On Sunday, for the second time this month, the 22-year-old Swiss ran the third-fastest time in history — 1 minute, 53:80 seconds in Paris that was the best since 1983.
Werro celebrated with her trademark roar with hands raised like claws, a gesture she has said was inspired by her father urging her to be less shy in races and more like a lion.
Only Jarmila Kratochvílová’s record 1:53.28 for the then-Czechoslovakia, three years after the Soviet Union’s Nadezhda Olizarenko ran 1:53.43 to win the 1980 Moscow Olympics title, have gone faster.
Werro, who clocked 1:53.98 in Stockholm three weeks ago, has the record in her sights in a season with no distractions from an Olympics or world championships.
“It’s really very, very close,” Werro said Sunday trackside at the Diamond League meeting at Charléty in the Paris suburbs. “I’m really just happy to have my personal best which is already unbelievable.”
Record-setting year
Taking down a record long thought out of reach from the doping-tainted 1980s in track and field shaped as a target this year.
Hodgkinson set the stage in February by shattering the 24-year world indoor mark with a 1:54.87 run in Liévin, France.
The 2024 Paris Olympics champion also set a personal best outdoor time of 1:54.33, though that earned just second place behind Werro in Stockholm and is now seventh on the all-time list.
Showdown at Europeans
The 24-year-old Hodgkinson has targeted the Diamond League meeting in London on July 18 as a record attempt, before a standout rematch with Werro at the European Championships. Also in the lineup could be Dutch star Femke Broeders-Bol, the two-time 400 hurdles world champion, who switched to the 800 and was second Sunday in 1:55.60.
The women’s 800 is the Friday finale on Aug. 14 at Birmingham, in Hodgkinson’s home country England.
Werro should then have home advantage Aug. 21 in Lausanne in the main event of the Athletissima meeting.
Going pro
Werro did not even make the semifinals at the Paris Olympics.
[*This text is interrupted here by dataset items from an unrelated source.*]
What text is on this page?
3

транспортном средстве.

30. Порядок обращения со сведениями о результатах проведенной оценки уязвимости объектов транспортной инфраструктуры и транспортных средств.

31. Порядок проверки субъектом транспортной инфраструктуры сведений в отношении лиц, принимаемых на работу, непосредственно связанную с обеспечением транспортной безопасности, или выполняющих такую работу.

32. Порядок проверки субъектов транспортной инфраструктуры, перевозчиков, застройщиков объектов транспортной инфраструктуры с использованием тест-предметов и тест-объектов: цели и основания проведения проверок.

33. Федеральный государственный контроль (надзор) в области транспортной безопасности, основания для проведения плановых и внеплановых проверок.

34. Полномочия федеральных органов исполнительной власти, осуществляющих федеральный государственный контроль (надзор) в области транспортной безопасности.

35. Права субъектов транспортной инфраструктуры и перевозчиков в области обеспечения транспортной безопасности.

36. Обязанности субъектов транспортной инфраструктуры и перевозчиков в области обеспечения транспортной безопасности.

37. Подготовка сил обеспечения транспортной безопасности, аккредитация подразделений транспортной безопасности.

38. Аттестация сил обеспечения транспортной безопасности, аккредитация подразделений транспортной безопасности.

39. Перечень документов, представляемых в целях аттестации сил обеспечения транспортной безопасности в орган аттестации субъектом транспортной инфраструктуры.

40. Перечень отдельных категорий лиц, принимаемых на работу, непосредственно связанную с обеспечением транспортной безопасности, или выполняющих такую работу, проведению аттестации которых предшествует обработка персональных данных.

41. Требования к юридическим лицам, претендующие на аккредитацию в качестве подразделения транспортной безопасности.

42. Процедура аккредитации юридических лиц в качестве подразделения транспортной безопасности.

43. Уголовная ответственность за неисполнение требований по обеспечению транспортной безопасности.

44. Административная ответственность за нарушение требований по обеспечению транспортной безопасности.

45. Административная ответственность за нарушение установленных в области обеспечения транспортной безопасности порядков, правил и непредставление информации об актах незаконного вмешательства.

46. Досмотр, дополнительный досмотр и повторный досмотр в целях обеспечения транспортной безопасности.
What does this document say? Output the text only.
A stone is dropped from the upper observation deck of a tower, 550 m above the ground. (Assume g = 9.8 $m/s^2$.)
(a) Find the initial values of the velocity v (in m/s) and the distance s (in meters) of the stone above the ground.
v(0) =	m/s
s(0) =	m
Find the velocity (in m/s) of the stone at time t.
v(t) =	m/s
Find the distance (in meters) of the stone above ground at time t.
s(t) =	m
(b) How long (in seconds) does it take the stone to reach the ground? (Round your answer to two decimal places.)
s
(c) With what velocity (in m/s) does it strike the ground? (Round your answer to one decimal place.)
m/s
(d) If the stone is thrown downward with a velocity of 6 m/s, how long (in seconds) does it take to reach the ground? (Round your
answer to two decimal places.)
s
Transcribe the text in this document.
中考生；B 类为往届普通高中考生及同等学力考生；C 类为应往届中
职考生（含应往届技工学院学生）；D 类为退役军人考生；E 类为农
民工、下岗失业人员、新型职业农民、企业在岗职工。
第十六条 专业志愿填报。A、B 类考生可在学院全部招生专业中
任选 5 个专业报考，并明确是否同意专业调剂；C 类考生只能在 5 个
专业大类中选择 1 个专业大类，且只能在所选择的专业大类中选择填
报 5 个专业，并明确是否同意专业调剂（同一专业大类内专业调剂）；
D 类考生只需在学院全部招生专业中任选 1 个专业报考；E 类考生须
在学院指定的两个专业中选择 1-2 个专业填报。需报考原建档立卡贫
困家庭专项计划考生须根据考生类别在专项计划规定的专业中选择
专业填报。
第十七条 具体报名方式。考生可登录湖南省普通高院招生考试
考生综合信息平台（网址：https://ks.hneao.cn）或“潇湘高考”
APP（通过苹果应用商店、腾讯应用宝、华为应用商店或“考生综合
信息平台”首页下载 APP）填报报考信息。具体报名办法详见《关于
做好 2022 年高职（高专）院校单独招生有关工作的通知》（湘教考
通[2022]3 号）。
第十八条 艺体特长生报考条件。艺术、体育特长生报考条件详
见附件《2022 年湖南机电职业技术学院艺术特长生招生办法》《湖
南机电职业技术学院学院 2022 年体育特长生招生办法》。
In the 2025 world championships final in Tokyo she placed sixth, as favorite Hodgkinson took just bronze in a race won by Lilian Odira of Kenya.
There is one good reason for the Swiss prospect’s rapid progress.
“I feel that the biggest change in my life is the fact that I have become a professional athlete,” Werro said Sunday. “I am no longer at school, and I must say it was tough to juggle both.”
“Now, there is no excuse as I have all the time in the world to just focus on the training, recovering and the sport itself.”